Paramount Global is facing speculation that it could be a target for an activist investor as it weathers intensified investor scrutiny on the back of its Q1 earnings.
The company’s Q1 earnings on May 4 surprised investors by slashing 80% of its dividend — from $0.24 to $0.05 — and reporting $511 million in losses to its direct-to-consumer streaming unit. The stock tumbled over 28% in response and has since dragged further, hitting its 52-week low on May 17. The past year has seen the stock fall by more than 50%.
Dropping the dividend is perhaps the most worrying signal to the market, indicating the company doesn’t anticipate a sudden meaningful rebound to past states of profitability such that it would be flush with enough cash to pay out to investors before meeting its own cost and debt obligations.
Indeed, earlier this month, major Paramount shareholder and billionaire stock magi Warren Buffett — whose Berkshire Hathaway owns a 15.3% stake in Paramount Global after acquiring almost 69 million shares in the first quarter — commented at its annual meeting in Omaha on May 6, “It’s not good news when any company cuts its dividend dramatically.”
After hours last Wednesday, Paramount chairwoman Shari Redstone fired her own signal to undergird market confidence, buying $2.5 million in company stock then trading at a 52-week low. If an activist investor does emerge against Paramount, it wouldn’t be the first of the year against a media company.
In the past 12 months, Disney has faced off with two activist investors, including Dan Loeb in September 2022 and Nelson Peltz in January. Among Peltz’s demands, in particular, were several that read like what could easily be mounted against Paramount: revamp the streaming business, refocus on profits and reinstate the dividend.
The danger for Paramount comes amid clearer recognition on Wall Street that streaming is just not that great a business to be in. At least it’s not when compared with the predictable cash cow of cable’s subscription and affiliate revenues, themselves in secular ebb due to cord-cutting.
Even as Paramount+ has continued to grow subscribers — adding 4.1 million subs in the quarter to a total 60 million — Paramount’s DTC streaming unit has seen losses every quarter as expenses seriously outweigh revenues.
In fairness to Paramount, streaming efforts from all the major U.S. media conglomerates remain money losers as they’re pressured to spend on content and keep prices competitive to grow and retain subscribers.
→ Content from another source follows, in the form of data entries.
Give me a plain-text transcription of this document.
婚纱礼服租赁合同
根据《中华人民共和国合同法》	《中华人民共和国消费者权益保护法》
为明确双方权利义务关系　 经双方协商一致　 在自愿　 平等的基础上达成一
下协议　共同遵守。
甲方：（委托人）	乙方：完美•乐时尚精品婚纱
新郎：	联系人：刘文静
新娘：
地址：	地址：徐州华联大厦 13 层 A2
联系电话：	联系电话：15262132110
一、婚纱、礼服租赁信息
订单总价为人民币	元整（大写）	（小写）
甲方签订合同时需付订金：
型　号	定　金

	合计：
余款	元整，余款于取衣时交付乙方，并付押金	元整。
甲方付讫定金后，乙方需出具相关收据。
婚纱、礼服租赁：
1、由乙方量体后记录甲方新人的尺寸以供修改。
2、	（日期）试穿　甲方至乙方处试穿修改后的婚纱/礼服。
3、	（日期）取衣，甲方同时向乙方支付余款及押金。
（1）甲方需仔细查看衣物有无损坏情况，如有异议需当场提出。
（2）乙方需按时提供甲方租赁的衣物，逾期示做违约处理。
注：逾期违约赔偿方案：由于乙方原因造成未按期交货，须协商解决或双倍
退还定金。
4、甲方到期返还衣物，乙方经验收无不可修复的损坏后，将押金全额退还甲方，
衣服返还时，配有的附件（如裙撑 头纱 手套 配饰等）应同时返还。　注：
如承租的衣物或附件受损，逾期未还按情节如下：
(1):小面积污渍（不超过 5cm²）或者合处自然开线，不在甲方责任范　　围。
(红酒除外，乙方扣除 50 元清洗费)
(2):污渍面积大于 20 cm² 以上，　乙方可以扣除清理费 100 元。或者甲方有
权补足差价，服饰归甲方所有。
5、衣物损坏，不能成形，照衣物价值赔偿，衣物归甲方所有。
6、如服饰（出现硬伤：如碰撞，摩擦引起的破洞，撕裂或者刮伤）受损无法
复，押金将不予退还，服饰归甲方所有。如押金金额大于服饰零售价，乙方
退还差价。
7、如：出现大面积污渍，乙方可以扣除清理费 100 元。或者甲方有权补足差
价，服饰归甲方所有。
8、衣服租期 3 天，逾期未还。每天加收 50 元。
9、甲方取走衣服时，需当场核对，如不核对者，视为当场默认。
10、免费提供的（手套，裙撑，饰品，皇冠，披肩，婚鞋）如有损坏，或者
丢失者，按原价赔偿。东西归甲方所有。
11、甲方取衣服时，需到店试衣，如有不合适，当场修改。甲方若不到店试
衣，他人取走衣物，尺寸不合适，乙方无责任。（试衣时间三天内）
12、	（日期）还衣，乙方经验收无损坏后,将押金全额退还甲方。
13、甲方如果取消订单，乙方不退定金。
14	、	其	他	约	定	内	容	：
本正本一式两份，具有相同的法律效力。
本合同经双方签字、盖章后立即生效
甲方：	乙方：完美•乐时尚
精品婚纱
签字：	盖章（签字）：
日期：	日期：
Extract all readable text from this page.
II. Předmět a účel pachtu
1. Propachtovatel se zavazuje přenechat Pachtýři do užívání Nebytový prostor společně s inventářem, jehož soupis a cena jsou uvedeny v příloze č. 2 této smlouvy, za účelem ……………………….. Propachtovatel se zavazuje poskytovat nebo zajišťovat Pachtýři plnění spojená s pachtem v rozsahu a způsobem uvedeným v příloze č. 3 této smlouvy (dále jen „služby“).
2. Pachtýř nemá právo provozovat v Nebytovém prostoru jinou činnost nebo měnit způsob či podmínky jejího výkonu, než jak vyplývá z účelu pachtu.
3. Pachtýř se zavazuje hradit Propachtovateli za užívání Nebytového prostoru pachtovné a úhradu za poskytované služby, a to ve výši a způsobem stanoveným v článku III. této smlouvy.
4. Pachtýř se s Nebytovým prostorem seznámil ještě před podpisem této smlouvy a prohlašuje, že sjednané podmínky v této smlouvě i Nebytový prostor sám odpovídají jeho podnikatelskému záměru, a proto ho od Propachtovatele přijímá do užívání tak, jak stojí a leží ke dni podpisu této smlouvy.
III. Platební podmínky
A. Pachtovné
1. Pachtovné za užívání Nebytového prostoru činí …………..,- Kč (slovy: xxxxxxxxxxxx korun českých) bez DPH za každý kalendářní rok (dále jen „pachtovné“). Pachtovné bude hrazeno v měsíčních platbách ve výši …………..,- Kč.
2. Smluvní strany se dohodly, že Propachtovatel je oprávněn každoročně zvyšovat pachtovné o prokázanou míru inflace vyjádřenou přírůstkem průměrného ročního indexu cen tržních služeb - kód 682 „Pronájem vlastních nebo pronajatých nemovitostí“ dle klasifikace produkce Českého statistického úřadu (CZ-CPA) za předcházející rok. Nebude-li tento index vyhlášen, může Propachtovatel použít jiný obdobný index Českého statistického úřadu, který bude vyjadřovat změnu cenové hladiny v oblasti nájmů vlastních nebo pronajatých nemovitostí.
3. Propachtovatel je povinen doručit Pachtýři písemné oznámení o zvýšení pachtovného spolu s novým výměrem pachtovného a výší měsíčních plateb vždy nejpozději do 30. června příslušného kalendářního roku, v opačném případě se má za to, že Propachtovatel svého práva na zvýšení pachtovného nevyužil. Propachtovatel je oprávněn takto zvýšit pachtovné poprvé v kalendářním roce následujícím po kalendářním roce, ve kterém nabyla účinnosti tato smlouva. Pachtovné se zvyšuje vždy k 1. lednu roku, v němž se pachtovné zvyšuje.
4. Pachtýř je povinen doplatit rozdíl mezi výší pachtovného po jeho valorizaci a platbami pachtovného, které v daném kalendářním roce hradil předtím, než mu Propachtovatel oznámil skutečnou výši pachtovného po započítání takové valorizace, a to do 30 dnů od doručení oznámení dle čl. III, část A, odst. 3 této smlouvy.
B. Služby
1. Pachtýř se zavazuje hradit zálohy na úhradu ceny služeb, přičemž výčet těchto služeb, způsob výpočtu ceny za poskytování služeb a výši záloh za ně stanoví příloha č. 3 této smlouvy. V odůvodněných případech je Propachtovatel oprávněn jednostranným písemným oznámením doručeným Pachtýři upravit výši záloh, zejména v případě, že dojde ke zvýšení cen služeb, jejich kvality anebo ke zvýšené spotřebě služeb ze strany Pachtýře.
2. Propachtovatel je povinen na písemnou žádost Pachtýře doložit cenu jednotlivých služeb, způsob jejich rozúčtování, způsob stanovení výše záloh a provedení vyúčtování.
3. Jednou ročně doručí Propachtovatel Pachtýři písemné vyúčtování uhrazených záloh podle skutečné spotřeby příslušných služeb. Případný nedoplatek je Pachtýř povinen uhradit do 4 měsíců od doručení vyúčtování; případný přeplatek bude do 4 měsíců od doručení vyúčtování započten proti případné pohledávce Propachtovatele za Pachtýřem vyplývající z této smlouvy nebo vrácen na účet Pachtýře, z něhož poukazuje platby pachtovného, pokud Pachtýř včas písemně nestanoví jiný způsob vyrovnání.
But Paramount has also reportedly faced internal scrutiny for its ballooning content expenditures. Even executives are reported to privately question the exorbitant sums — over $500 million a year — that Paramount has floated to hitmaker showrunner Taylor Sheridan, the man at the top of the company’s biggest shows, such as “Yellowstone.”
Simultaneously, companies are watching streaming subs varyingly come and go amid broader economic inflation that’s squeezing consumer spending. Churn is now likely an unavoidable constant in operating a streaming business. But that makes it no less challenging as an unpredictable factor media companies need to continuously mitigate by maintaining a steady supply of hits — or at least access to content subscribers are consistently willing to pay for month after month — at a price consumers are willing to pay.
While all services have some churn, churn rates at Paramount+ and Showtime have consistently ranked among the highest among rival streaming services over the last year, particularly against low-churn Netflix, Disney+ and Hulu.
Buffett years ago indicated he wasn’t interested in activist investing, which he viewed as pressure just to make the stock jump in the short term. While times change, and so can minds, if or when an activist investor emerges against Paramount, it would mount additional challenges on an already challenged company.